Military prosecutors have called for a 30-year jail term against Burkina Faso’s former president Blaise Compaoré for the 1987 murder of his predecessor, revolutionary leader Thomas Sankara.
The closely-followed trial taking place in Ouagadougou is nearing a climax as the Burkina Faso continues to falter from its latest coup d’état, following popular anger over jihadist attacks in the country.
On Tuesday, prosecutors asked the military court in the capital to find Compaoré, who fled to Côte d’Ivoire in 2014, guilty on several counts.
Accused of masterminding the assassination, Compaoré is being tried in absentia on charges of attacking state security, concealing a corpse and complicity in a murder.
At the request of the defence, the trial has been adjourned until 1 March.
Revered among African radicals, Thomas Sankara was an army captain aged just 33 when he came to power in a coup in 1983.
The Marxist-Leninist fire-brand railed against imperialism and colonialism, often angering Western leaders but gained followers across the continent and beyond.
He and 12 of his colleagues were gunned down by a hit squad on 15 October, 1987 at a meeting of the ruling National Revolutionary Council.
Their assassination coincided with a coup that brought Sankara’s former comrade-in-arms, Compaoré, to power.
Compaoré went on to rule Burkina Faso for 27 years before being deposed by a popular uprising in 2014 and fleeing to neighbouring Côte d’Ivoire.
Fourteen people stand accused in the trial, 12 of them appearing in court.
Most have pleaded not guilty.
The prosecution has also requested 30 years in jail for the commander of Compaoré’s presidential guard, Hyacinthe Kafando, who is suspected of having led the hit squad. He is also being tried in absentia.
It sought a 20-year sentence for Gilbert Diendere, one of the commanders of the army during the 1987 coup and the main defendant present at the trial.
He is already serving a 20-year sentence over an attempted military coup in 2015.
Mariam Sankara, the slain ex-president’s wife, welcomed the prosecution’s plea.
“We’ve been waiting for years,” she said.
Now “we’re waiting for the final verdict.”
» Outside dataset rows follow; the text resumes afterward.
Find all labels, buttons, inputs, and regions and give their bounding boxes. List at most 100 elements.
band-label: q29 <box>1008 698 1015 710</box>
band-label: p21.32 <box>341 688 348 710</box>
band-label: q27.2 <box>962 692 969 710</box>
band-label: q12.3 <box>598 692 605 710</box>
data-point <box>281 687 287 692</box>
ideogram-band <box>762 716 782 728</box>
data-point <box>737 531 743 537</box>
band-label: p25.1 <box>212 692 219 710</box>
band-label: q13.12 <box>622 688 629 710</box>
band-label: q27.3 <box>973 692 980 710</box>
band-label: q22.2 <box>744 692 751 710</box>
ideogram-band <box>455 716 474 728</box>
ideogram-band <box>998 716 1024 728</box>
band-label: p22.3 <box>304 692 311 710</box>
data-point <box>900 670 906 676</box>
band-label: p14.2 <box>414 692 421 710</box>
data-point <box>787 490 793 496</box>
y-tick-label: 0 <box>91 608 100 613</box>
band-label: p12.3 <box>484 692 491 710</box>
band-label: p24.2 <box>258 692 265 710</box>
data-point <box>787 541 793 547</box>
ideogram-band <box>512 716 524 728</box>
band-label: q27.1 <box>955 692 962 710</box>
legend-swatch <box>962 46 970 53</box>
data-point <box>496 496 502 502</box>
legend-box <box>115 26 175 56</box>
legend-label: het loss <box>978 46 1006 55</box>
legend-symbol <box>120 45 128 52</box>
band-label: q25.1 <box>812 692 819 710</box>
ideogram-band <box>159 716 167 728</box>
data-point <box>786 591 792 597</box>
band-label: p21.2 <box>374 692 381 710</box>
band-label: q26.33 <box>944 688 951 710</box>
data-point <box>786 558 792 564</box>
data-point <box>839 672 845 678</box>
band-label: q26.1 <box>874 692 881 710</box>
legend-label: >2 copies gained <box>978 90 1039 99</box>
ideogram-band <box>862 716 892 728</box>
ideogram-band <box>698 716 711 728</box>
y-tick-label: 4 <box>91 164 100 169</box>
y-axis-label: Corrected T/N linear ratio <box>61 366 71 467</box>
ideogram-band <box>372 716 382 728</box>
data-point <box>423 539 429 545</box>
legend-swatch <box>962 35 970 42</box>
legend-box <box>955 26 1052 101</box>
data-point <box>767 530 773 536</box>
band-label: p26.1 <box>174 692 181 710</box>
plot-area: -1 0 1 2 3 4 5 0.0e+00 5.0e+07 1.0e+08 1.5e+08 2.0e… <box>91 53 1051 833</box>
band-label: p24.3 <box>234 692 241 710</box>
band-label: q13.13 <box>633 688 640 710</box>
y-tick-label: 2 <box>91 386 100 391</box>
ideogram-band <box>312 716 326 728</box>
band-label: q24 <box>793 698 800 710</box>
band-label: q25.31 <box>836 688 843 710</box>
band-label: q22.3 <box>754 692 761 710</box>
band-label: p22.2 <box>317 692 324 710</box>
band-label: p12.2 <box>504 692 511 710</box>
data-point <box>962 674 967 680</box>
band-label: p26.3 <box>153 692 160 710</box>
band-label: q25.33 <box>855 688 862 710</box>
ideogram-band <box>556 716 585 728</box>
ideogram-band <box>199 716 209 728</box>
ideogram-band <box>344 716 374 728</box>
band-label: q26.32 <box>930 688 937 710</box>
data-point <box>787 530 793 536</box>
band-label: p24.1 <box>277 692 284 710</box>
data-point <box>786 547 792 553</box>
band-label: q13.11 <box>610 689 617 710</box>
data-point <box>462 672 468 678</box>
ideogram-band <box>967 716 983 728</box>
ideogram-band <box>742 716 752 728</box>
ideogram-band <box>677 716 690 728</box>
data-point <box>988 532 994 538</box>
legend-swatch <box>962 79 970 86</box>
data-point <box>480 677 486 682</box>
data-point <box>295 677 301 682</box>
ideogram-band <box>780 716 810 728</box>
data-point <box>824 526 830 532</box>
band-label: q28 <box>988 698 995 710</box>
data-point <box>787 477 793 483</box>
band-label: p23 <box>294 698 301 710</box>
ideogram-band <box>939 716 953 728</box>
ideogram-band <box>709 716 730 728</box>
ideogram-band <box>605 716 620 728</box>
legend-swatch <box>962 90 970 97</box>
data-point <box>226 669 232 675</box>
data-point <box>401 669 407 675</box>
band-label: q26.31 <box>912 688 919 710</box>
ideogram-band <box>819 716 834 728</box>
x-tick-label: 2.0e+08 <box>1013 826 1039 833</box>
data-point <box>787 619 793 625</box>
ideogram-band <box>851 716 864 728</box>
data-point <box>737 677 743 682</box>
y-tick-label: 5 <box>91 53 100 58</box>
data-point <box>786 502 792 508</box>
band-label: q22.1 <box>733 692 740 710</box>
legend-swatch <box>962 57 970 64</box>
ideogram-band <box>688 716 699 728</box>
In its closing statement on Tuesday, the prosecution recounted the day Sankara was killed.
It read that when Sankara headed to the National Revolutionary Council meeting, “his executioners were already there”.
According to the prosecution’s version of events, once Sankara entered the meeting room, the hit squad burst in, killing his guards.
“The squad then ordered president Sankara and his colleagues to leave the room. They would then be killed one by one,” the prosecution said.
The prosecution also urged prison sentences ranging from three to 20 years for five other defendants, as well as an 11-year suspended sentence for another.
It has however sought the acquittal of three of the accused because of lack of evidence and the expiration of a statute of limitations.
The trial was already briefly suspended after the 24 January the elected president, Roch Marc Christian Kabore was overthrown by the military.
The trial resumed last week when coup leader Paul-Henri Sandaogo Damiba restored the constitution.